UBC Faculty Research and Publications

Anti-Toxin Responses to Natural Enterotoxigenic Escherichia coli (ETEC) Infection in Adults and Children in Bangladesh Girardi, Petra; Bhuiyan, Taufiqur Rahman; Lundin, Samuel B.; Harutyunyan, Shushan; Neuhauser, Irene; Khanam, Farhana; Nagy, Gábor; Szijártó, Valéria; Henics, Tamás; Nagy, Eszter; et al.

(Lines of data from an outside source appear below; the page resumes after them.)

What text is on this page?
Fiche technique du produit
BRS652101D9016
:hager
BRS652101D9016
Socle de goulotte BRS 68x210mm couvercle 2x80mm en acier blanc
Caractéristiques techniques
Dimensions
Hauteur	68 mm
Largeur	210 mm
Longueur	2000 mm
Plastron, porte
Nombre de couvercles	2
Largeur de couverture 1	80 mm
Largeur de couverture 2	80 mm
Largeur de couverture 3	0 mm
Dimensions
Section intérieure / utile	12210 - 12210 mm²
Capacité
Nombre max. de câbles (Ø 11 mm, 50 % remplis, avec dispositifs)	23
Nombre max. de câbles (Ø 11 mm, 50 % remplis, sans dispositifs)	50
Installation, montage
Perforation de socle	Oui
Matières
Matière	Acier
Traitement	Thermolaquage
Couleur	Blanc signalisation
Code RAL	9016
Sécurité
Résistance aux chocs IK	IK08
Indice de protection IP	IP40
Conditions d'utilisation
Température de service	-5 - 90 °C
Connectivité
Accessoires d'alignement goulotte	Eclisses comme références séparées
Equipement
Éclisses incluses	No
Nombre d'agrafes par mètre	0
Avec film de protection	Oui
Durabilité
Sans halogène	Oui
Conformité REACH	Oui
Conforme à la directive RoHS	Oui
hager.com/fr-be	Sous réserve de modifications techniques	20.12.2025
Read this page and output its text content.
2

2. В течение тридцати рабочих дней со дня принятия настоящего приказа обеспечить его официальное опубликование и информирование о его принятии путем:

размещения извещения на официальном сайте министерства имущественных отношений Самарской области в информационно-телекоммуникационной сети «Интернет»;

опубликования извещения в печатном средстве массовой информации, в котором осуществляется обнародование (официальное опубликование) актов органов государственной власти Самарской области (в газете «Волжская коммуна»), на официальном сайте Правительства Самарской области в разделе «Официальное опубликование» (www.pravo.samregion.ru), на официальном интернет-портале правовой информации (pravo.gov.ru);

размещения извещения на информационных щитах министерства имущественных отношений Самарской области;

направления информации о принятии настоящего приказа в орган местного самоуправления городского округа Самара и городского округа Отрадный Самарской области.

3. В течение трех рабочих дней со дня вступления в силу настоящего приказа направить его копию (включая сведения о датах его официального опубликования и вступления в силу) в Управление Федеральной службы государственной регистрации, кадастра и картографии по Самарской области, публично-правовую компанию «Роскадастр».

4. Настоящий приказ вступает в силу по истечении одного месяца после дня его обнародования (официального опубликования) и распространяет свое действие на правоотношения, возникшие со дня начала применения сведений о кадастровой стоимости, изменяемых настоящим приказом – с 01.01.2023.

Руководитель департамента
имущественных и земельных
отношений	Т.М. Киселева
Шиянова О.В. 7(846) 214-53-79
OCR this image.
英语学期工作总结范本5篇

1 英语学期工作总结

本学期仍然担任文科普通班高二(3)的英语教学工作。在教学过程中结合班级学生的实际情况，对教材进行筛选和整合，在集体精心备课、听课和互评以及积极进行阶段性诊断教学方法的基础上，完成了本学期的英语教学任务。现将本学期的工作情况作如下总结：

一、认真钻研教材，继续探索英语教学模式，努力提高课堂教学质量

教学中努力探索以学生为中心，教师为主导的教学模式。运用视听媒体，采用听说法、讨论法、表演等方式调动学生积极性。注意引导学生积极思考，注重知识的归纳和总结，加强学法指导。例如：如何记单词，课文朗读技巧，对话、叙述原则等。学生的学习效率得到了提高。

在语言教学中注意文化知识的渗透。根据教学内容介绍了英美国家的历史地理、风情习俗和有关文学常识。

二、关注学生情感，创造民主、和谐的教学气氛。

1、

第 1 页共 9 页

A sero-epidemiology study was conducted in Dhaka, Bangladesh between January 2020 and February 2021 to assess the immune responses to ETEC infection in adults and children. (1) Background: Enterotoxigenic Escherichia coli infection is a main cause of diarrheal disease in endemic countries. The characterization of the immune responses evoked by natural infection can guide vaccine development efforts. (2) Methods: A total of 617 adult and 480 pediatric diarrheal patients were screened, and 43 adults and 46 children (below 5 years of age) with an acute ETEC infection completed the study. The plasma samples were analyzed for antibody responses against the ETEC toxins. (3) Results: Heat-stable toxin (ST)-positive ETEC is the main cause of ETEC infection in adults, unlike in children in an endemic setting. We detected very low levels of anti-ST antibodies, and no ST-neutralizing activity. However, infection with ETEC strains expressing the heat-labile toxin (LT) induced systemic antibody responses in less than 25% of subjects. The antibody levels against LTA and LTB, as well as cholera toxin (CT), correlated well. The anti-LT antibodies were shown to have LT- and CT- neutralizing activity. The antibody reactivity against linear LT epitopes did not correlate with toxin-neutralizing activity. (4) Conclusions: Unlike LT, ST is a poor antigen and even adults have low anti-ST antibody levels that do not allow for the detection of toxin-neutralizing activity.